Search code examples
androidretrofitretrofit2okhttp

OkHttp SSLHandshakeException SSL handshake aborted Failure in SSL library, a protocol error

04-23 17:17:38.434 21599-21956/ D/NativeCrypto: ssl=0x0 NativeCrypto_SSL_interrupt
04-23 17:17:38.435 21599-21956/ D/OkHttp: <-- HTTP FAILED: javax.net.ssl.SSLHandshakeException: javax.net.ssl.SSLProtocolException: SSL handshake aborted: ssl=0x635d8808: Failure in SSL library, usually a protocol error
    error:14077410:SSL routines:SSL23_GET_SERVER_HELLO:sslv3 alert handshake failure (external/openssl/ssl/s23_clnt.c:744 0x5e6c46fd:0x00000000)

Android lower version devices (4.1 - 4.4) gives SSL error.
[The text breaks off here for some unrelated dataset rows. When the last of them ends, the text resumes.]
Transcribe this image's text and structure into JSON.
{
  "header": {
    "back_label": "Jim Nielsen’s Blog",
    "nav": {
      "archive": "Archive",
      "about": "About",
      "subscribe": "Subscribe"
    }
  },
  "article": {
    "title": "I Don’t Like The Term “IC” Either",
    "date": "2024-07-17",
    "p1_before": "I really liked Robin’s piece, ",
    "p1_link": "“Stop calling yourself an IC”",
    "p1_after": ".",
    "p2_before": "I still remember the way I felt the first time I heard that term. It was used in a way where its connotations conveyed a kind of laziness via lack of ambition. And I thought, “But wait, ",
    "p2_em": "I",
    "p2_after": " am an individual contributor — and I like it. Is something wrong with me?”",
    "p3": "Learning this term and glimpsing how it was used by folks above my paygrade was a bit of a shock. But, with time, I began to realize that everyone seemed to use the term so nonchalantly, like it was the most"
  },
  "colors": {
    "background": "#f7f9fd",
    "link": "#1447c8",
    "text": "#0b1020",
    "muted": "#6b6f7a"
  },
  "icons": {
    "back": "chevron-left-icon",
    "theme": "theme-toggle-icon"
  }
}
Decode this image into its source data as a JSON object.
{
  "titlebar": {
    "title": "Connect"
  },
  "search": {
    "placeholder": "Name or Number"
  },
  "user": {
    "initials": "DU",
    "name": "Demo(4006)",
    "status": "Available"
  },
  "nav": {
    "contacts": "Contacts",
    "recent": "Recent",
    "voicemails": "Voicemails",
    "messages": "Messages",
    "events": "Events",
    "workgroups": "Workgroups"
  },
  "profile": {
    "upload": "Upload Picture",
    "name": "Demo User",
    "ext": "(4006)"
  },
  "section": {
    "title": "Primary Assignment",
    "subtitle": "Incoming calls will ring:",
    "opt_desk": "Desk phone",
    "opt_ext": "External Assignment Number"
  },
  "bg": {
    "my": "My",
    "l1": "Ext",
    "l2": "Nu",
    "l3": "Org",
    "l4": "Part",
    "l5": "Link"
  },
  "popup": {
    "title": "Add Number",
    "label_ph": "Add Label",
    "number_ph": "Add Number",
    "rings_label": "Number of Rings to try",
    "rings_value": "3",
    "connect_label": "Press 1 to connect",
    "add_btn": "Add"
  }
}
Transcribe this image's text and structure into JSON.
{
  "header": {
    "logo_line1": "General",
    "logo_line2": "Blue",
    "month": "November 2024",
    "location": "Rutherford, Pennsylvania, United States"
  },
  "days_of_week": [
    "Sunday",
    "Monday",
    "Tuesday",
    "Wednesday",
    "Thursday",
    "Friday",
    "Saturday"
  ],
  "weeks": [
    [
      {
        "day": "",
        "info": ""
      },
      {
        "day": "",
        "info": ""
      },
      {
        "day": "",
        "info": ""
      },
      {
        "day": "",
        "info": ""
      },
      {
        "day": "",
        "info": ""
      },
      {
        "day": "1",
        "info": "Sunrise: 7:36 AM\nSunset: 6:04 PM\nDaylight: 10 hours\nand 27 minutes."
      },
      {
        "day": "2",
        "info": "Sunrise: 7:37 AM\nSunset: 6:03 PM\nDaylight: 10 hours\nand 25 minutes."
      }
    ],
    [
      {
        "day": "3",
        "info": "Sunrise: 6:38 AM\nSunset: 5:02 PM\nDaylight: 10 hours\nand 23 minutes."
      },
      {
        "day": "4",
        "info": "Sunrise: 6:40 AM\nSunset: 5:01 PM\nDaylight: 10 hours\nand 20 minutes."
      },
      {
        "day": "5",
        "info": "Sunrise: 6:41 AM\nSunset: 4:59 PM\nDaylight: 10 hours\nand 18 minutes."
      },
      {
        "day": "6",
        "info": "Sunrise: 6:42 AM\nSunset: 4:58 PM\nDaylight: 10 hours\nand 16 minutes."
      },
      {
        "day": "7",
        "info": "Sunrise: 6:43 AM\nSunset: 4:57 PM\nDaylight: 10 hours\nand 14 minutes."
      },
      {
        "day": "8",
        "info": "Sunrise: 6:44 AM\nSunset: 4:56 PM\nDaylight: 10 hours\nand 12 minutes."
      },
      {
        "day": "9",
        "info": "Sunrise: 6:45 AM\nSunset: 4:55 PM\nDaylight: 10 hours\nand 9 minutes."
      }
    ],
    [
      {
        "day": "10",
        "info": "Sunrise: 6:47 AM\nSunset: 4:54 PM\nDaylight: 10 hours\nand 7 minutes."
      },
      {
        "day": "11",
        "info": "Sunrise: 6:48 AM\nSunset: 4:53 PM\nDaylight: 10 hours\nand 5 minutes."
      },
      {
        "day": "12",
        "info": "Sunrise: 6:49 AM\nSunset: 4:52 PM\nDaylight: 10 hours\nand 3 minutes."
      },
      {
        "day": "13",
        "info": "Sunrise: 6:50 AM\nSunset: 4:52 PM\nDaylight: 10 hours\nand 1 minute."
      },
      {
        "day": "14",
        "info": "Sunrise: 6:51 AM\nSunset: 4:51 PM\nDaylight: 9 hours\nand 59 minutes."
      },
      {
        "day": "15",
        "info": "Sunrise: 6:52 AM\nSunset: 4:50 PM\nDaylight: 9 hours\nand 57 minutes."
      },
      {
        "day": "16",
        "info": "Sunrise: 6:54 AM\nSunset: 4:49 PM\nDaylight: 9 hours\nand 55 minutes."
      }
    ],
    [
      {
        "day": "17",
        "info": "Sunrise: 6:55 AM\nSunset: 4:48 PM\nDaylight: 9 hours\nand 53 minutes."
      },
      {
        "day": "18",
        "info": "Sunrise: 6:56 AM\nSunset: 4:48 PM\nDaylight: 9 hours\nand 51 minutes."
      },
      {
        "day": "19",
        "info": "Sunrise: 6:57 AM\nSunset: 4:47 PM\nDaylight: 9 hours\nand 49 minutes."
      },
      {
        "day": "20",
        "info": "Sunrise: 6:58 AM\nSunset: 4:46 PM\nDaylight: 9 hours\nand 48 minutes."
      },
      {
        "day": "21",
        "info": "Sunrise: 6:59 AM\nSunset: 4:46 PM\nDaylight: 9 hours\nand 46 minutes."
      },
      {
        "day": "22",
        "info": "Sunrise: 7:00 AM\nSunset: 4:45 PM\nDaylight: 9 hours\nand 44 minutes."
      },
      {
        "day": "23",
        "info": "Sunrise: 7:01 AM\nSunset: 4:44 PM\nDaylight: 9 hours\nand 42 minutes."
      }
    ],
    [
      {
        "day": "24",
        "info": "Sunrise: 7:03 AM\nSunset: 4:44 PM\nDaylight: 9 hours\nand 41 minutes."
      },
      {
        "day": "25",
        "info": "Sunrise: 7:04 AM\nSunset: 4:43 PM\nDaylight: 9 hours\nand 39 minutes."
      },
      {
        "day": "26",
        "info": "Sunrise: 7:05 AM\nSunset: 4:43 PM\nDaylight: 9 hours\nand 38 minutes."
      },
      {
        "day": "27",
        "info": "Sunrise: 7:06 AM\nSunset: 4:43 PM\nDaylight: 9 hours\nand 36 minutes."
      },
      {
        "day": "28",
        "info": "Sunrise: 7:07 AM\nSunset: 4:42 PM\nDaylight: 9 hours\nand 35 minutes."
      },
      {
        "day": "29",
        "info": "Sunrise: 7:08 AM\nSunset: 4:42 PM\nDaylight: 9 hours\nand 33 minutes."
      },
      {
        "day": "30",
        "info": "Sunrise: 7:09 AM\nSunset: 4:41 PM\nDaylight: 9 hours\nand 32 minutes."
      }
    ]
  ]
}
Previously was working fine with following versions : 

implementation 'com.squareup.okhttp3:okhttp:3.9.1'
implementation 'com.squareup.okhttp3:okhttp-urlconnection:3.9.1'
implementation 'com.squareup.okhttp3:logging-interceptor:3.9.1'

implementation 'com.squareup.retrofit2:retrofit:2.3.0'
implementation 'com.squareup.retrofit2:converter-jackson:2.3.0'
implementation 'com.squareup.retrofit2:adapter-rxjava:2.3.0'

But after upgrading these libraries things change. Every service call gives SSL handshake exception.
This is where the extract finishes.